No documento MARIA LUIZA PIGINI SANTIAGO PEREIRA (páginas 40-48)

Segundo Schetatsky et al. (2003), inspirados por Kardiner, dois psiquiatras americanos, Chaim Shatan e Robert J. Lifton, no curso do atendimento clínico a veteranos da Guerra do Vietnã, formularam uma lista de 27 sinais e sintomas comuns às neuroses traumáticas, as quais levaram à formulação de critérios de inclusão para Transtorno de Estresse Pós-Traumático (TEPT) na terceira edição do Diagnostic and Statistical Manual of Mental Disorders (DSM-III), da American Psychiatric Association, em 1980.

Para Mello e Fiks (2006), o diagnóstico de TEPT é uma extensão sobre o entendimento da experiência traumática de guerra, a ‘neurose de guerra’ (p.13).

Apesar de seu percurso histórico ligado ao estudo dos transtornos psiquiátricos sofridos pelos combatentes das duas grandes guerras, e, mais modernamente, pela demanda representada pela necessidade assistencial aos veteranos da guerra do Vietnam, dentro dessa categoria foram, depois, inseridas outras síndromes traumáticas, não necessariamente relacionadas a vítimas de guerra, mas a pessoas confrontadas com outras situações de violência, inclusive de natureza criminal, ou desastres, estes naturais ou não (FULLERTON; URSANO, 1997).

Para abarcar o novo espectro de utilização desse diagnóstico, inclusive permitindo abranger situações em que a pessoa sofreu o impacto do estresse por ter avaliado estar em perigo, mesmo que não estivesse, seus critérios foram mais tarde revisados no DSM-III-R e DSM-IV, o que ampliou o TEPT para uma noção de, como mencionam Vieira Neto e Vieira (2005) uma ‘neurose de guerra em tempo de paz’.

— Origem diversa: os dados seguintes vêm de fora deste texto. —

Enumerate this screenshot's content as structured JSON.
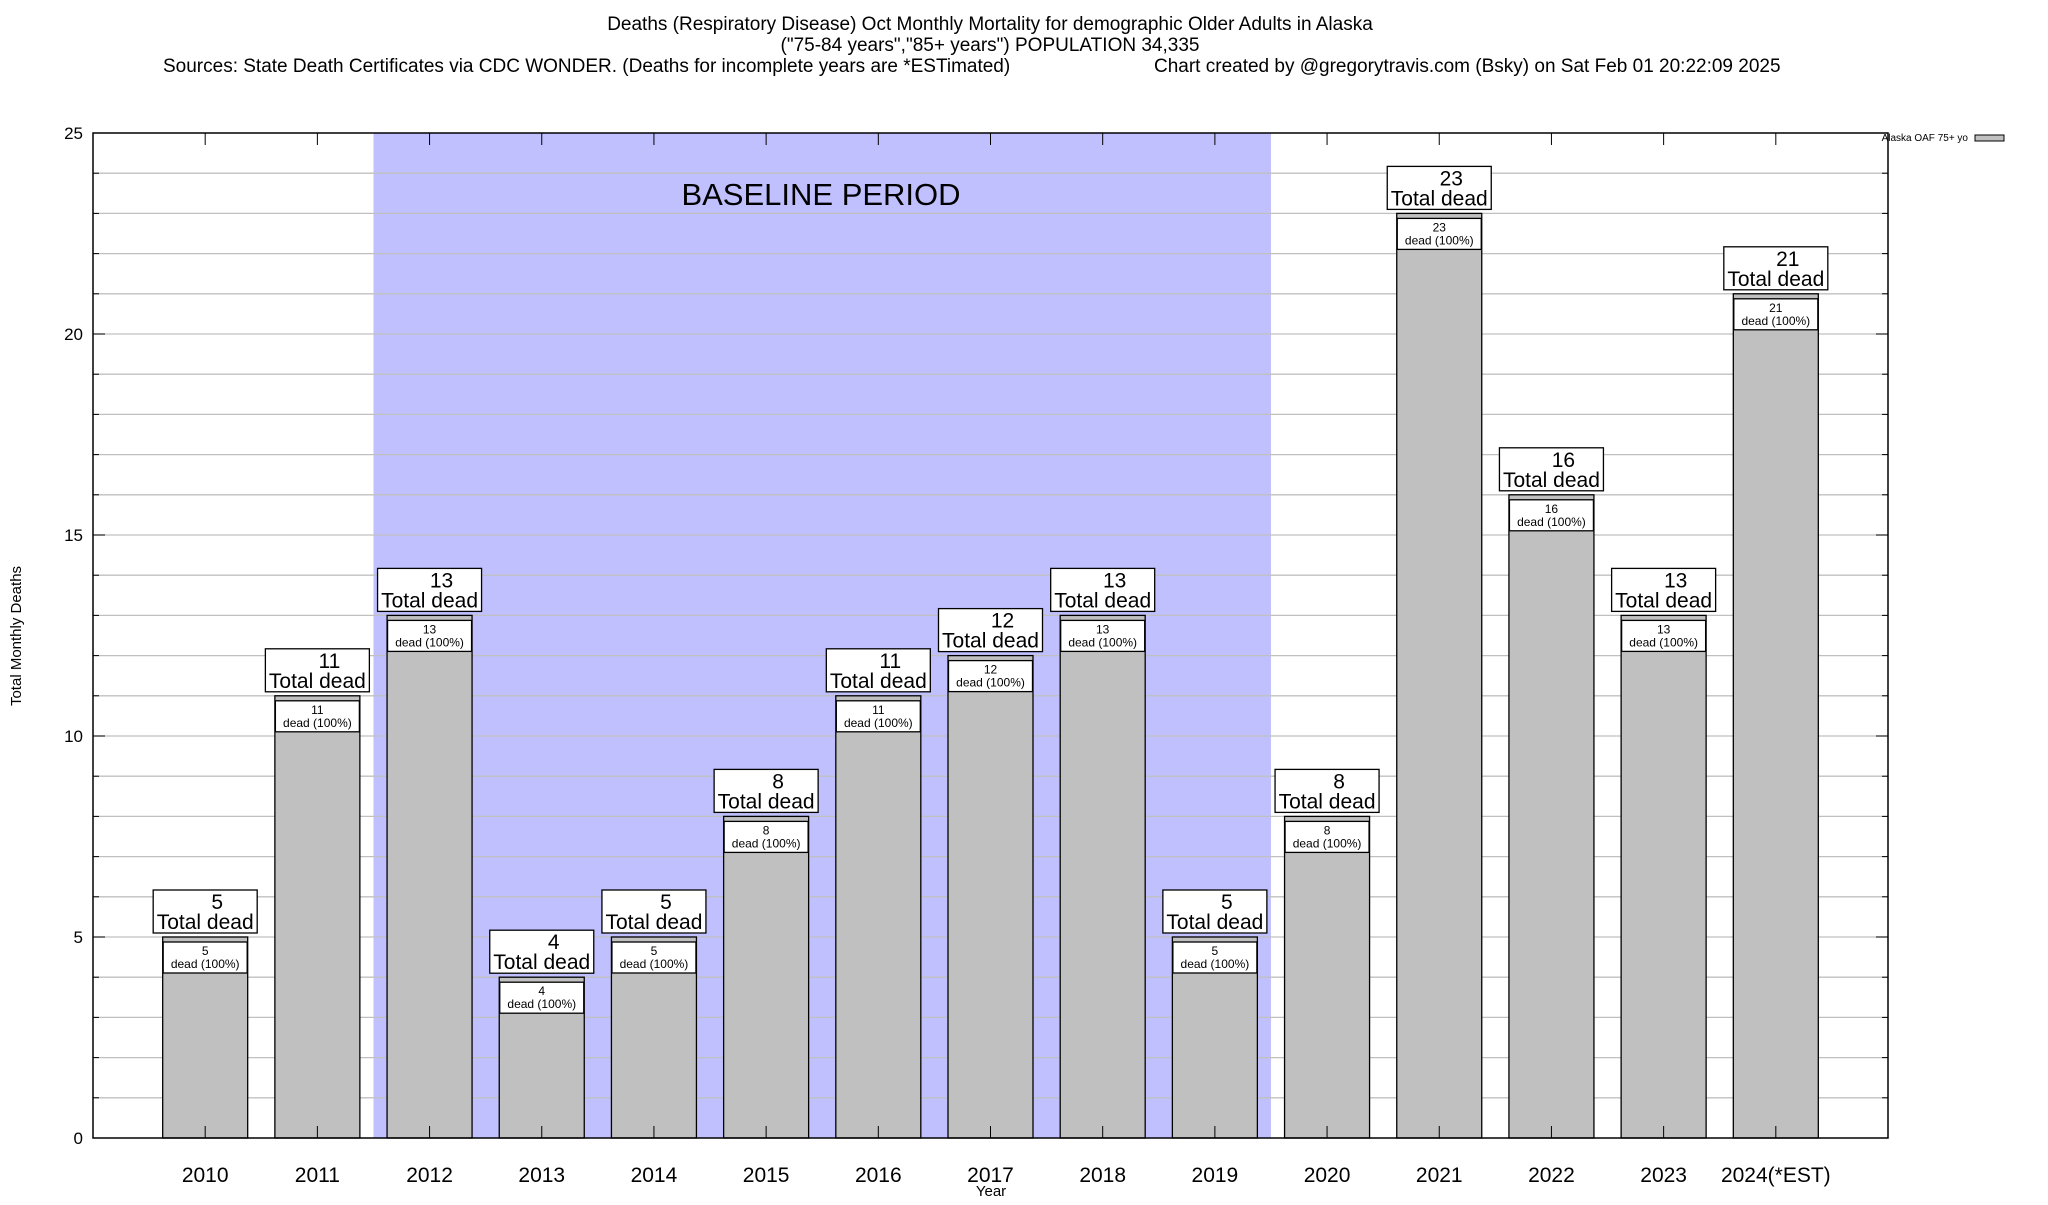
{
  "chart_data": {
    "type": "bar",
    "title_lines": [
      "Deaths (Respiratory Disease) Oct Monthly Mortality for demographic Older Adults in Alaska",
      "(\"75-84 years\",\"85+ years\") POPULATION 34,335"
    ],
    "source_note": "Sources: State Death Certificates via CDC WONDER. (Deaths for incomplete years are *ESTimated)",
    "credit_note": "Chart created by @gregorytravis.com (Bsky) on Sat Feb 01 20:22:09 2025",
    "xlabel": "Year",
    "ylabel": "Total Monthly Deaths",
    "ylim": [
      0,
      25
    ],
    "yticks": [
      0,
      5,
      10,
      15,
      20,
      25
    ],
    "grid": true,
    "legend": {
      "placement": "top-right, outside",
      "entries": [
        "Alaska OAF 75+ yo"
      ]
    },
    "categories": [
      "2010",
      "2011",
      "2012",
      "2013",
      "2014",
      "2015",
      "2016",
      "2017",
      "2018",
      "2019",
      "2020",
      "2021",
      "2022",
      "2023",
      "2024(*EST)"
    ],
    "series": [
      {
        "name": "Alaska OAF 75+ yo",
        "values": [
          5,
          11,
          13,
          4,
          5,
          8,
          11,
          12,
          13,
          5,
          8,
          23,
          16,
          13,
          21
        ]
      }
    ],
    "total_label_suffix": "Total dead",
    "inner_label_suffix": "dead (100%)",
    "baseline": {
      "label": "BASELINE PERIOD",
      "from": "2012",
      "to": "2019"
    },
    "colors": {
      "bar": "#c0c0c0",
      "baseline_shade": "#c0c0ff",
      "grid": "#c0c0c0"
    }
  }
}
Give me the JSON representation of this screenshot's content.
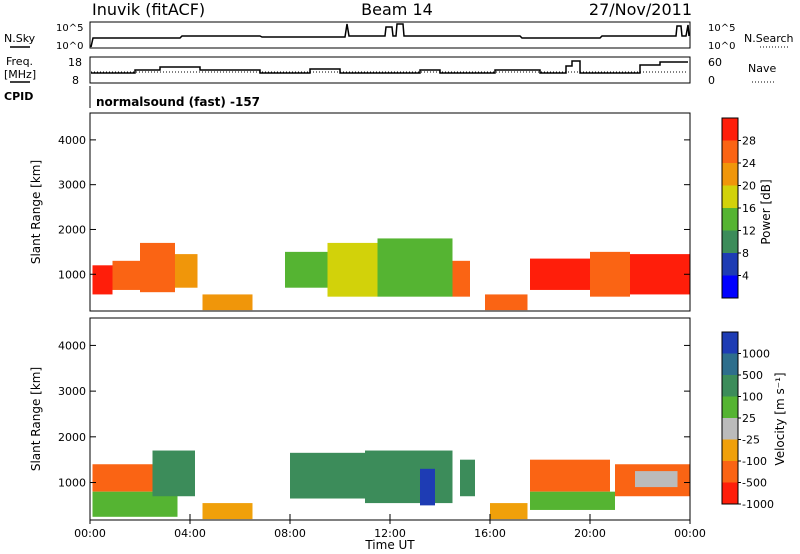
{
  "header": {
    "station": "Inuvik (fitACF)",
    "beam": "Beam 14",
    "date": "27/Nov/2011"
  },
  "status_panel": {
    "nsky_label": "N.Sky",
    "nsearch_label": "N.Search",
    "freq_label": "Freq.",
    "freq_unit": "[MHz]",
    "nave_label": "Nave",
    "cpid_label": "CPID",
    "noise_ticks": [
      "10^5",
      "10^0"
    ],
    "noise_right_ticks": [
      "10^5",
      "10^0"
    ],
    "freq_ticks": [
      "18",
      "8"
    ],
    "nave_ticks": [
      "60",
      "0"
    ],
    "cpid_text": "normalsound (fast) -157"
  },
  "chart_data": [
    {
      "type": "heatmap",
      "name": "power",
      "ylabel": "Slant Range [km]",
      "xlabel": "",
      "xlim": [
        0,
        24
      ],
      "ylim": [
        180,
        4600
      ],
      "yticks": [
        "1000",
        "2000",
        "3000",
        "4000"
      ],
      "colorbar_label": "Power [dB]",
      "colorbar_ticks": [
        "4",
        "8",
        "12",
        "16",
        "20",
        "24",
        "28"
      ],
      "colors": [
        "#0000ff",
        "#1e3cb4",
        "#3c8c5a",
        "#55b432",
        "#d2d20a",
        "#f0960a",
        "#fa6414",
        "#ff1e0a"
      ],
      "cells": [
        {
          "t0": 0.1,
          "t1": 0.9,
          "r0": 550,
          "r1": 1200,
          "level": 7
        },
        {
          "t0": 0.9,
          "t1": 2.0,
          "r0": 650,
          "r1": 1300,
          "level": 6
        },
        {
          "t0": 2.0,
          "t1": 3.4,
          "r0": 600,
          "r1": 1700,
          "level": 6
        },
        {
          "t0": 3.4,
          "t1": 4.3,
          "r0": 700,
          "r1": 1450,
          "level": 5
        },
        {
          "t0": 4.5,
          "t1": 6.5,
          "r0": 200,
          "r1": 550,
          "level": 5
        },
        {
          "t0": 7.8,
          "t1": 9.5,
          "r0": 700,
          "r1": 1500,
          "level": 3
        },
        {
          "t0": 9.5,
          "t1": 11.5,
          "r0": 500,
          "r1": 1700,
          "level": 4
        },
        {
          "t0": 11.5,
          "t1": 14.5,
          "r0": 500,
          "r1": 1800,
          "level": 3
        },
        {
          "t0": 14.5,
          "t1": 15.2,
          "r0": 500,
          "r1": 1300,
          "level": 6
        },
        {
          "t0": 15.8,
          "t1": 17.5,
          "r0": 200,
          "r1": 550,
          "level": 6
        },
        {
          "t0": 17.6,
          "t1": 20.0,
          "r0": 650,
          "r1": 1350,
          "level": 7
        },
        {
          "t0": 20.0,
          "t1": 21.6,
          "r0": 500,
          "r1": 1500,
          "level": 6
        },
        {
          "t0": 21.6,
          "t1": 24.0,
          "r0": 550,
          "r1": 1450,
          "level": 7
        }
      ]
    },
    {
      "type": "heatmap",
      "name": "velocity",
      "ylabel": "Slant Range [km]",
      "xlabel": "Time UT",
      "xlim": [
        0,
        24
      ],
      "ylim": [
        180,
        4600
      ],
      "yticks": [
        "1000",
        "2000",
        "3000",
        "4000"
      ],
      "xticks": [
        "00:00",
        "04:00",
        "08:00",
        "12:00",
        "16:00",
        "20:00",
        "00:00"
      ],
      "colorbar_label": "Velocity [m s⁻¹]",
      "colorbar_ticks": [
        "1000",
        "500",
        "100",
        "25",
        "-25",
        "-100",
        "-500",
        "-1000"
      ],
      "colors": [
        "#1e3cb4",
        "#2e6e8c",
        "#3c8c5a",
        "#55b432",
        "#bbbbbb",
        "#f0a00a",
        "#fa6414",
        "#ff1e0a"
      ],
      "cells": [
        {
          "t0": 0.1,
          "t1": 2.5,
          "r0": 800,
          "r1": 1400,
          "level": 6
        },
        {
          "t0": 0.1,
          "t1": 3.5,
          "r0": 250,
          "r1": 800,
          "level": 3
        },
        {
          "t0": 2.5,
          "t1": 4.2,
          "r0": 700,
          "r1": 1700,
          "level": 2
        },
        {
          "t0": 4.5,
          "t1": 6.5,
          "r0": 200,
          "r1": 550,
          "level": 5
        },
        {
          "t0": 8.0,
          "t1": 11.0,
          "r0": 650,
          "r1": 1650,
          "level": 2
        },
        {
          "t0": 11.0,
          "t1": 14.5,
          "r0": 550,
          "r1": 1700,
          "level": 2
        },
        {
          "t0": 13.2,
          "t1": 13.8,
          "r0": 500,
          "r1": 1300,
          "level": 0
        },
        {
          "t0": 14.8,
          "t1": 15.4,
          "r0": 700,
          "r1": 1500,
          "level": 2
        },
        {
          "t0": 16.0,
          "t1": 17.5,
          "r0": 200,
          "r1": 550,
          "level": 5
        },
        {
          "t0": 17.6,
          "t1": 20.8,
          "r0": 800,
          "r1": 1500,
          "level": 6
        },
        {
          "t0": 17.6,
          "t1": 21.0,
          "r0": 400,
          "r1": 800,
          "level": 3
        },
        {
          "t0": 21.0,
          "t1": 24.0,
          "r0": 700,
          "r1": 1400,
          "level": 6
        },
        {
          "t0": 21.8,
          "t1": 23.5,
          "r0": 900,
          "r1": 1250,
          "level": 4
        }
      ]
    }
  ]
}
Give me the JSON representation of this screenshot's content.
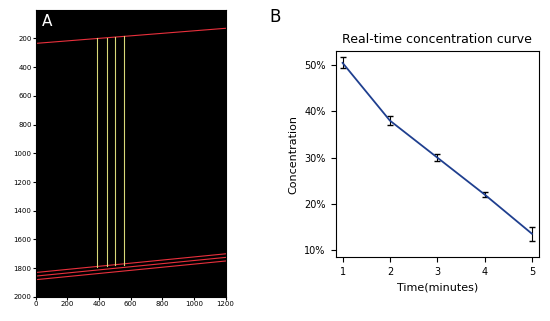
{
  "chart_data": [
    {
      "type": "image",
      "label": "A",
      "xlim": [
        0,
        1200
      ],
      "ylim": [
        2000,
        0
      ],
      "xticks": [
        0,
        200,
        400,
        600,
        800,
        1000,
        1200
      ],
      "yticks": [
        200,
        400,
        600,
        800,
        1000,
        1200,
        1400,
        1600,
        1800,
        2000
      ],
      "lines": [
        {
          "x": [
            0,
            1200
          ],
          "y": [
            235,
            130
          ],
          "color": "#e8303c"
        },
        {
          "x": [
            0,
            1200
          ],
          "y": [
            1830,
            1700
          ],
          "color": "#e8303c"
        },
        {
          "x": [
            0,
            1200
          ],
          "y": [
            1855,
            1725
          ],
          "color": "#e8303c"
        },
        {
          "x": [
            0,
            1200
          ],
          "y": [
            1880,
            1750
          ],
          "color": "#e8303c"
        },
        {
          "x": [
            390,
            390
          ],
          "y": [
            200,
            1790
          ],
          "color": "#d8d878"
        },
        {
          "x": [
            450,
            450
          ],
          "y": [
            195,
            1785
          ],
          "color": "#d8d878"
        },
        {
          "x": [
            500,
            500
          ],
          "y": [
            190,
            1780
          ],
          "color": "#d8d878"
        },
        {
          "x": [
            560,
            560
          ],
          "y": [
            185,
            1775
          ],
          "color": "#d8d878"
        }
      ]
    },
    {
      "type": "line",
      "label": "B",
      "title": "Real-time concentration curve",
      "x_label": "Time(minutes)",
      "y_label": "Concentration",
      "x": [
        1,
        2,
        3,
        4,
        5
      ],
      "values": [
        50.5,
        38,
        30,
        22,
        13.5
      ],
      "errors": [
        1.2,
        1.0,
        0.7,
        0.6,
        1.5
      ],
      "color": "#1f3f8f",
      "grid": false,
      "xlim": [
        0.85,
        5.15
      ],
      "ylim": [
        8.5,
        53
      ],
      "xticks": [
        1,
        2,
        3,
        4,
        5
      ],
      "yticks": [
        {
          "value": 10,
          "label": "10%"
        },
        {
          "value": 20,
          "label": "20%"
        },
        {
          "value": 30,
          "label": "30%"
        },
        {
          "value": 40,
          "label": "40%"
        },
        {
          "value": 50,
          "label": "50%"
        }
      ]
    }
  ]
}
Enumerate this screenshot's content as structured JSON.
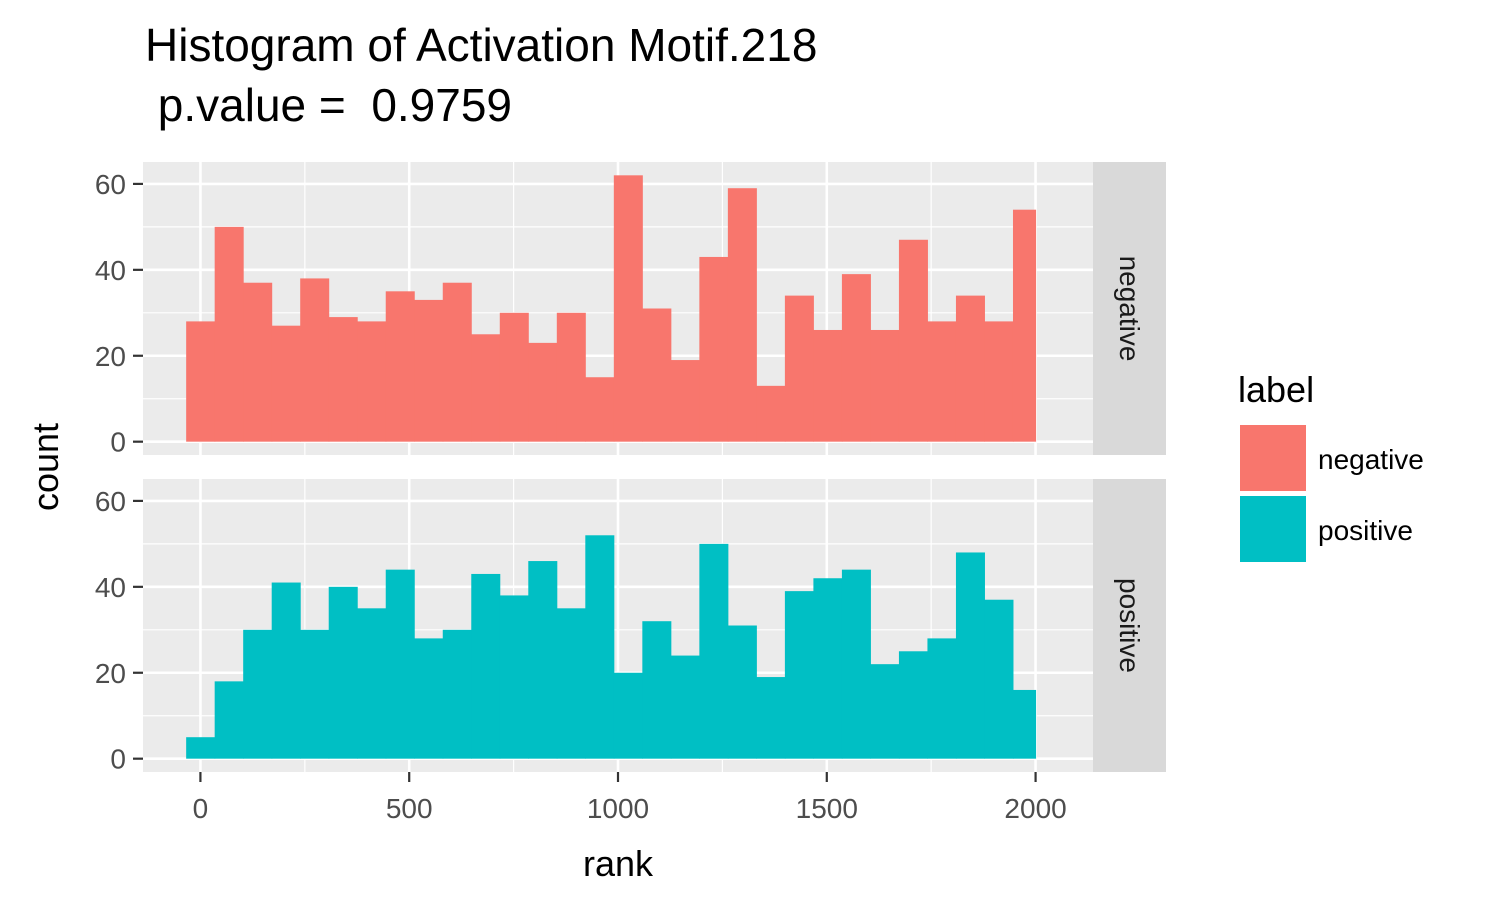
{
  "chart_data": {
    "type": "bar",
    "title": "Histogram of Activation Motif.218",
    "subtitle": " p.value =  0.9759",
    "xlabel": "rank",
    "ylabel": "count",
    "xlim": [
      -137.5,
      2137.5
    ],
    "ylim": [
      -3.1,
      65.1
    ],
    "x_ticks": [
      0,
      500,
      1000,
      1500,
      2000
    ],
    "x_tick_labels": [
      "0",
      "500",
      "1000",
      "1500",
      "2000"
    ],
    "y_ticks": [
      0,
      20,
      40,
      60
    ],
    "y_tick_labels": [
      "0",
      "20",
      "40",
      "60"
    ],
    "bin_width": 68.28,
    "bin_centers": [
      -0.0,
      68.28,
      136.55,
      204.83,
      273.1,
      341.38,
      409.66,
      477.93,
      546.21,
      614.48,
      682.76,
      751.03,
      819.31,
      887.59,
      955.86,
      1024.14,
      1092.41,
      1160.69,
      1228.97,
      1297.24,
      1365.52,
      1433.79,
      1502.07,
      1570.34,
      1638.62,
      1706.9,
      1775.17,
      1843.45,
      1911.72,
      2000.0
    ],
    "grid": true,
    "legend": {
      "title": "label",
      "placement": "right"
    },
    "facets": [
      {
        "strip_label": "negative",
        "name": "negative",
        "color": "#F8766D",
        "values": [
          28,
          50,
          37,
          27,
          38,
          29,
          28,
          35,
          33,
          37,
          25,
          30,
          23,
          30,
          15,
          62,
          31,
          19,
          43,
          59,
          13,
          34,
          26,
          39,
          26,
          47,
          28,
          34,
          28,
          54
        ]
      },
      {
        "strip_label": "positive",
        "name": "positive",
        "color": "#00BFC4",
        "values": [
          5,
          18,
          30,
          41,
          30,
          40,
          35,
          44,
          28,
          30,
          43,
          38,
          46,
          35,
          52,
          20,
          32,
          24,
          50,
          31,
          19,
          39,
          42,
          44,
          22,
          25,
          28,
          48,
          37,
          16
        ]
      }
    ]
  }
}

O TEPT pressupõe a presença de um ou mais eventos traumáticos, os quais, segundo Ursano; McCaughey e Fullerton (2001),

são reconhecidos por sua natureza, pelos efeitos do trauma em indivíduos ou grupos e pelas respostas individuais ou grupais ao evento [...] são perigosos, esmagadores e repentinos [...] marcados por sua extrema ou repentina força, tipicamente causando medo, ansiedade, recuo e evitação [...] têm alta intensidade, são inesperados, raros e variam em duração de agudos a crônicos...podem afetar um único indivíduo ou uma comunidade inteira (p.5).

Além disso, sobrepujam a capacidade de enfrentamento do indivíduo ou da comunidade.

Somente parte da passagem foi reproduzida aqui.